Face aux nombreuses tombes abandonnées, des anonymes se mobilisent

Patrimoine mémoriel et historique, les tombes sont parfois oubliées par les familles, notamment à cause de déménagements ou de la disparition d'un descendant.

En France, 200 000 tombes seraient abandonnées chaque année.
En France, 200 000 tombes seraient abandonnées chaque année. © MAXPPP
Même dans les cimetières, le temps n'est pas figé. Et certaines tombes finissent par être oubliées par les descendants, s'il en reste dans la famille proche ou éloignée. Un phénomène très difficile à chiffrer mais estimée à environ 200 000 chaque année en France selon Jérôme Galichon, fondateur de l'initiative Sauvons nos Tombes et responsable innovation chez Geneanet, un site consacré à la généalogie.
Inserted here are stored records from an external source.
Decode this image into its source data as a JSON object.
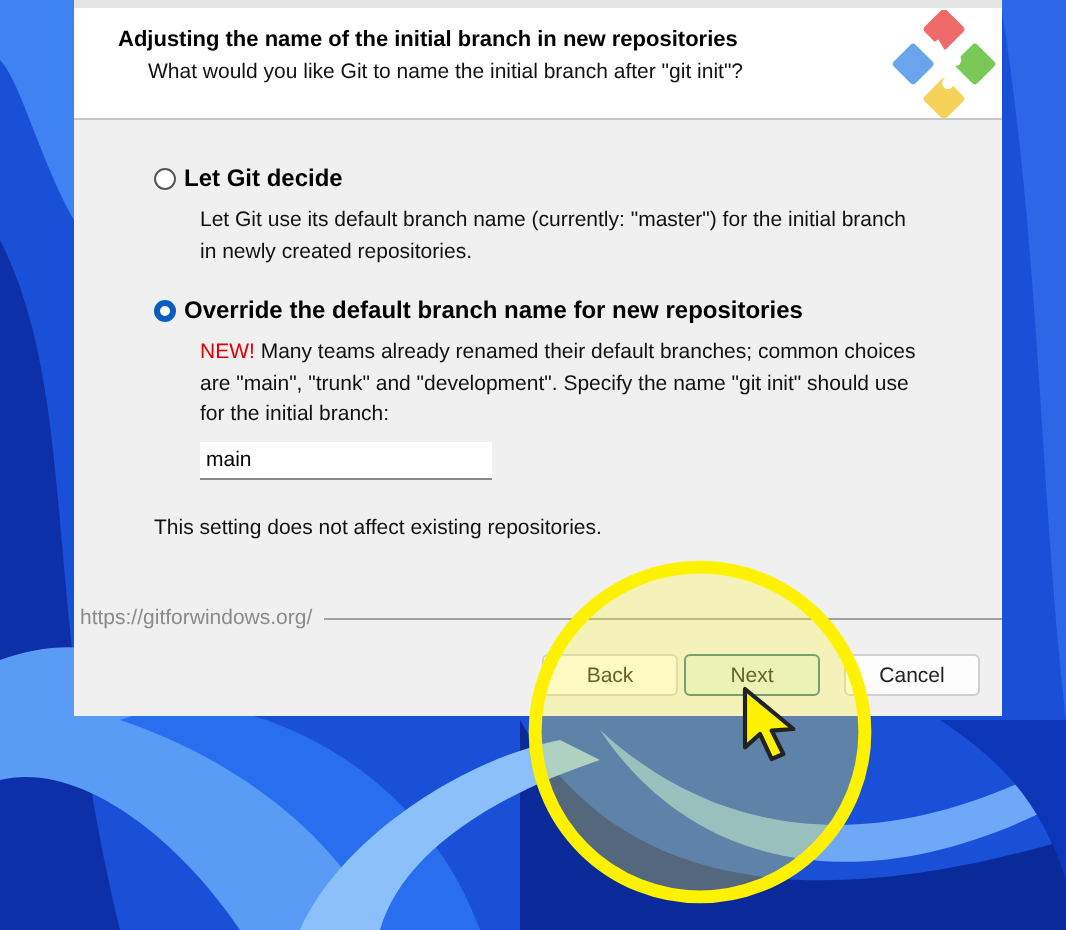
{
  "dialog": {
    "header": {
      "title": "Adjusting the name of the initial branch in new repositories",
      "subtitle": "What would you like Git to name the initial branch after \"git init\"?"
    },
    "options": [
      {
        "label": "Let Git decide",
        "selected": false,
        "description": "Let Git use its default branch name (currently: \"master\") for the initial branch\nin newly created repositories."
      },
      {
        "label": "Override the default branch name for new repositories",
        "selected": true,
        "tag": "NEW!",
        "description": "Many teams already renamed their default branches; common choices\nare \"main\", \"trunk\" and \"development\". Specify the name \"git init\" should use\nfor the initial branch:"
      }
    ],
    "branch_field": {
      "value": "main"
    },
    "note": "This setting does not affect existing repositories.",
    "footer_link": "https://gitforwindows.org/",
    "buttons": [
      {
        "label": "Back",
        "default": false
      },
      {
        "label": "Next",
        "default": true
      },
      {
        "label": "Cancel",
        "default": false
      }
    ]
  }
}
Cette situation est accentuée par le fait qu'il existe encore en France des concessions perpétuelles qui donnent aux propriétaires une sorte de possession d'un espace funéraire. Mais depuis 1996, les cimetières français ne peuvent plus en accorder. Toutefois, ils ne peuvent pas les résilier sauf si le lieu est laissé à l'abandon.

Certains se sont alors lancés dans le recensement des tombes abandonnées grâce à l'initiative "Sauvons nos tombes". Depuis quatre ans, ce sont 3 millions de photos qui ont été publiées sur le site dont 123 000 en Île-de-France.
 

Retrouver un caveau oublié

Des chiffres impressionnants qui s'expliquent en région parisienne aussi par l'histoire. "Lors de la Première Guerre mondiale, de nombreux soldats étaient envoyés dans les hôpitaux militaires de la région parisienne. Certains mourraient et leur corps n'était pas forcément renvoyé dans leur région. Ils étaient enterrés dans des carrés militaires sur place", indique Jérôme Galichon.

Ces photos ont ainsi déjà permis à des familles de retrouver des tombes de proches qu'ils croyaient détruites ou d'une lignée familiale oubliée. En bref, les tombes sont de bons indicateurs pour les passionnés de généalogie.

"Quand on a un acte de décès, il y a un lieu de décès mais pas forcément de lieu d'inhumation. La tombe permet de voir où la personne vivait. Le caveau donne aussi des informations : est-ce qu'elle était brouillée avec sa famille par exemple ? Des renseignements aussi sur un éventuel couple si la personne est enterrée à côté de quelqu'un", poursuit-il.
 

Patrimoine méconnu

Si certains cimetières parisiens sont connus de par le monde, la plupart sont les grands oubliés du patrimoine français. "Les monuments funéraires peuvent eux aussi 'mourir' : érosion, absence d’entretien, dégradations, procédures de reprise… Le patrimoine funéraire est encore trop souvent ignoré et c’est ainsi que disparaissent des chefs d’œuvres d’architecture et de sculpture. La peur d’une pénurie de concessions, l’idée de réhabiliter un carré en supprimant les 'vieilles tombes' sont au quotidien les ennemis d’une gestion intelligente d’un cimetière", écrit Pierre-Yves Kirschleger, maître de conférences en histoire à l’Université Paul-Valéry Montpellier 3, cité par la Société de la protection des paysages et de l'esthétique de la France.

En cas d'abandon de tombe, les gestionnaires des cimetières, souvent des mairies, doivent décider que faire des sépultures. "Quand les gens ne veulent plus renouveler les concessions, des marbriers retirent les monuments et les corps sont placés à l'ossuaire (un lieu où sont placés les restes des défunts sans tombe, ndlr)", explique Gwenaëlle Legallic, agent administratif au bureau des décès de Livry-Gargan (Seine-Saint-Denis).

La ville, qui compte deux cimetières, possède peu de tombes abandonnées. En revanche, cela arrive que la mairie oblige les ayants-droits à faire des travaux si une tombe se dégrade et en met une autre en danger.

"Mais parfois, on a du mal à les contacter. Avant, on envoyait des lettres mais il y avait souvent des retours de la Poste. Désormais, on met une pancarte pour dire de nous contacter et on leur laisse un délai de deux ans", poursuit-elle avant d'ajouter : "Souvent, ils déménagent et c'est le dernier endroit où l'on pense à donner sa nouvelle adresse."

En Île-de-France, ce sont plus de 2 000 personnes qui se sont mobilisées et ont envoyé des photos de tombes abandonnées. Une petite communauté qui pourrait bien s'agrandir.